UPDATE 3-Airbus to accelerate revamp of A320 jet

* Airbus to launch A320neo jet in October 2015

* Says 6-month earlier availability due to market demand

* Gives lead test role to hot-selling Pratt & Whitney engine

* Cancellations almost outweigh plane sales in first quarter

(Adds Pratt & Whitney comments, shares)

By James Regan and Scott Malone

PARIS/BOSTON, April 6 (Reuters) – Airbus (EAD.PA: Quote, Profile, Research) plans to
bring forward by six months the entry into service of its
revamped A320 jetliner, seen as key to battling Boeing (BA.N: Quote, Profile, Research)
and fending off emerging rivals in the largest aircraft segment.

The fuel-saving model of Airbus’s best selling aircraft will
now be available in October 2015, Airbus said in a statement,
citing more than 300 provisional commitments or orders for the
plane since plans for the A320neo were announced on Dec. 1.

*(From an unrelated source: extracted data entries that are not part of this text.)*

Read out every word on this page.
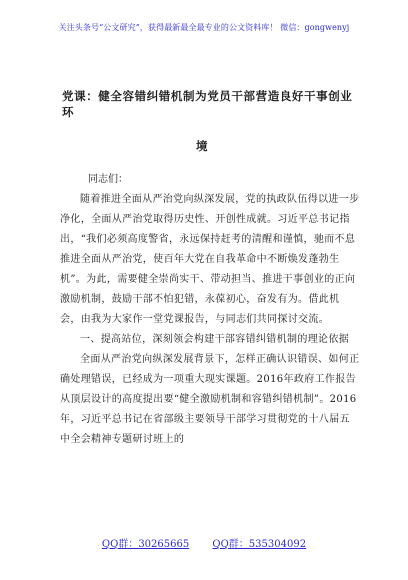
关注头条号“公文研究”，获得最新最全最专业的公文资料库！ 微信：gongwenyj
党课：健全容错纠错机制为党员干部营造良好干事创业环
境
同志们：

随着推进全面从严治党向纵深发展，党的执政队伍得以进一步净化，全面从严治党取得历史性、开创性成就。习近平总书记指出，“我们必须高度警省，永远保持赶考的清醒和谨慎，驰而不息推进全面从严治党，使百年大党在自我革命中不断焕发蓬勃生机”。为此，需要健全崇尚实干、带动担当、推进干事创业的正向激励机制，鼓励干部不怕犯错，永葆初心，奋发有为。借此机会，由我为大家作一堂党课报告，与同志们共同探讨交流。

一、提高站位，深刻领会构建干部容错纠错机制的理论依据

全面从严治党向纵深发展背景下，怎样正确认识错误、如何正确处理错误，已经成为一项重大现实课题。2016年政府工作报告从顶层设计的高度提出要“健全激励机制和容错纠错机制”。2016年，习近平总书记在省部级主要领导干部学习贯彻党的十八届五中全会精神专题研讨班上的

QQ群：30265665 QQ群：535304092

The A320neo is an upgraded version of the best-selling
150-seat Airbus jet and promises airlines 12-15 percent in fuel
savings thanks to the arrival of more efficient engines.

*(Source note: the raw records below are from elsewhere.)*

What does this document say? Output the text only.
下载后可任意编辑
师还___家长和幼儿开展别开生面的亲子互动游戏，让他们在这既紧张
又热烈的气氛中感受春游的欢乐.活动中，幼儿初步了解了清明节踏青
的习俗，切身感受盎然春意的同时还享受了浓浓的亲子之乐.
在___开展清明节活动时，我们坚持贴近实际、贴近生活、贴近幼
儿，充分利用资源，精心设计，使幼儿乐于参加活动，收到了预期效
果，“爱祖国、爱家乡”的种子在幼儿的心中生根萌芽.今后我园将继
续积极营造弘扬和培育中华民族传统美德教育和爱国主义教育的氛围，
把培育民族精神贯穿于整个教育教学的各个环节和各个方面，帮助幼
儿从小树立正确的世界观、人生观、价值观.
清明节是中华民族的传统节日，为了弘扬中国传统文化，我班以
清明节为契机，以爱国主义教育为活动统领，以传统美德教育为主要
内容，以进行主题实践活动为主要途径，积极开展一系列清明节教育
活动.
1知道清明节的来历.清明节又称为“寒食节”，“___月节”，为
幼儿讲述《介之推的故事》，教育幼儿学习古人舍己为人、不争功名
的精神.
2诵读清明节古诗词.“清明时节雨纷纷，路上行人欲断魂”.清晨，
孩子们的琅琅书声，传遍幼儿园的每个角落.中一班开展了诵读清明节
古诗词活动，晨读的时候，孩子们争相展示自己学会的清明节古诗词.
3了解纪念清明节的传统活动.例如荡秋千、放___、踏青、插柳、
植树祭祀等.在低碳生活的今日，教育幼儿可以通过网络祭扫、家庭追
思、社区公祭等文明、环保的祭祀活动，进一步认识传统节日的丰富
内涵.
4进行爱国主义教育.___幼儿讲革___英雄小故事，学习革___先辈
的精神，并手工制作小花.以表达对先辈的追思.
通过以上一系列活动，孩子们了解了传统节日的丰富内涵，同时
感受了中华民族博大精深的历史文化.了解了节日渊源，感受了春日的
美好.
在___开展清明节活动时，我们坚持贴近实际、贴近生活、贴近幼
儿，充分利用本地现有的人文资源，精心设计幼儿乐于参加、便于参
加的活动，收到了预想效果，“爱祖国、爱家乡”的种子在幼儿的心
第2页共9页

Airbus is doing its best to keep up momentum for the
aircraft while its rival Boeing mulls a bolder new version of
its 737 narrow body jet, but many analysts say airlines will
wait to see what Boeing decides before choosing which to buy.

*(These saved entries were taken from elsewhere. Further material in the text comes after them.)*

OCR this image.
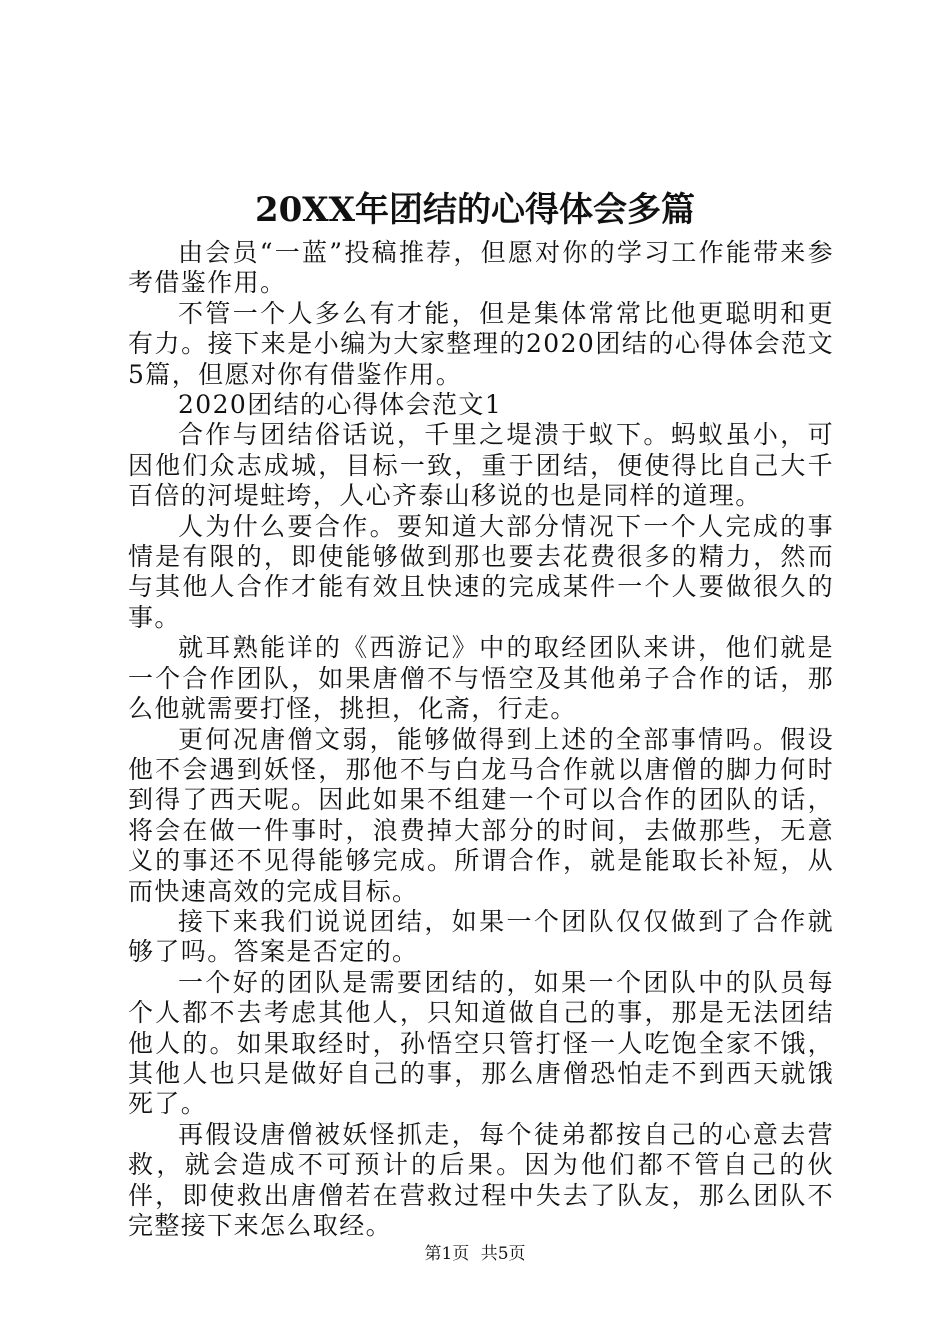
20XX年团结的心得体会多篇

由会员“一蓝”投稿推荐，但愿对你的学习工作能带来参考借鉴作用。

不管一个人多么有才能，但是集体常常比他更聪明和更有力。接下来是小编为大家整理的2020团结的心得体会范文5篇，但愿对你有借鉴作用。

2020团结的心得体会范文1

合作与团结俗话说，千里之堤溃于蚁下。蚂蚁虽小，可因他们众志成城，目标一致，重于团结，便使得比自己大千百倍的河堤蛀垮，人心齐泰山移说的也是同样的道理。

人为什么要合作。要知道大部分情况下一个人完成的事情是有限的，即使能够做到那也要去花费很多的精力，然而与其他人合作才能有效且快速的完成某件一个人要做很久的事。

就耳熟能详的《西游记》中的取经团队来讲，他们就是一个合作团队，如果唐僧不与悟空及其他弟子合作的话，那么他就需要打怪，挑担，化斋，行走。

更何况唐僧文弱，能够做得到上述的全部事情吗。假设他不会遇到妖怪，那他不与白龙马合作就以唐僧的脚力何时到得了西天呢。因此如果不组建一个可以合作的团队的话，将会在做一件事时，浪费掉大部分的时间，去做那些，无意义的事还不见得能够完成。所谓合作，就是能取长补短，从而快速高效的完成目标。

接下来我们说说团结，如果一个团队仅仅做到了合作就够了吗。答案是否定的。

一个好的团队是需要团结的，如果一个团队中的队员每个人都不去考虑其他人，只知道做自己的事，那是无法团结他人的。如果取经时，孙悟空只管打怪一人吃饱全家不饿，其他人也只是做好自己的事，那么唐僧恐怕走不到西天就饿死了。

再假设唐僧被妖怪抓走，每个徒弟都按自己的心意去营救，就会造成不可预计的后果。因为他们都不管自己的伙伴，即使救出唐僧若在营救过程中失去了队友，那么团队不完整接下来怎么取经。

第1页 共5页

Airbus noted strong sales of a Pratt & Whitney engine, the
PW1100G geared turbofan, and named it as “lead development
engine” in factory testing for the A320neo.

“We’ll be ready,” Pratt & Whitney spokeswoman Katy Padgett
said of the accelerated launch date.

The A320 and 737 compete in the largest segment of the
aircraft market worth an estimated $1.7 trillion over 20 years.

The CSeries being built by Canada’s Bombardier (BBDb.TO: Quote, Profile, Research)
leads a field of newcomers also aiming to grab a slice of that
market, which also includes China’s C919.

Behind the choice of aircraft, it is a sudden leap forward
in fuel-saving technology of their engines that is driving the
next big wave of industry decisions as oil prices remaining
above $100 a barrel threaten the viability of many airlines.

The fuel-efficient engine developed by Pratt & Whitney has
so far outsold a competing engine designed by General Electric
(GE.N: Quote, Profile, Research) and Safran (SAF.PA: Quote, Profile, Research) joint venture CFM International.

ENGINE GROWTH

Pratt & Whitney received another boost when Airbus sales
chief John Leahy was quoted as saying the European planemaker
would consider putting a version of the new geared turbofan
(GTF) engine on its much larger A350 plane. [ID:nLDE7342CW]

Asked about the comments published on a specialist website,
Padgett said the company was looking into the idea.

“We have been initiating studies to grow the GTF or
PurePower engine up to 100,000 pounds of thrust,” Padgett said,
citing the amount of power needed on an aircraft the size of the
A350, which will be able to seat up to 350 people. That is about
three times as much thrust as the Airbus’ A320neo.

Increasing the size of the engine would put Pratt & Whitney
in competition with Rolls-Royce (RR.L: Quote, Profile, Research), which provides the only
A350 engine, and GE for the wide-body airliner market using the
world’s biggest engines, but entail considerable cost and risk.

“There would have to be sufficient business return to
justify the investment. For now we are focused on our current
offering,” Padgett said.

Shares in Pratt & Whitney parent United Technologies (UTX.N: Quote, Profile, Research)
rose 0.2 percent, in line with the U.S. market.

With many airlines uncertain over fuel prices and the
economy, cancellations for the current model of A320 weighed on
the Airbus order tally for the first three months of the year.

Kuwaiti low-cost carrier Jazeera Airways (JAZK.KW: Quote, Profile, Research) scrapped
orders for 25 A320s last month, after Dubai Aerospace
Enterprise’s DAE Capital leasing unit cancelled orders for 18
A320 jets and 12 A350-900 wide-body aircraft in February.

Gross orders in the first quarter reached 69 jets, with 68
cancellations taking the net order tally to just one aircraft,
according to figures published on Wednesday. Airbus delivered
119 aircraft in the quarter, including four A380 superjumbos.

Shares in Airbus parent EADS (EAD.PA: Quote, Profile, Research) fell 0.8 percent.

In the latest available comparable figures, Boeing sold 135
planes between Jan. 1 and Mar. 29 and took 88 net orders after
adjusting for cancellations.

Airbus is targeting 520-530 commercial aircraft deliveries
this year, with gross orders expected to outpace that amount.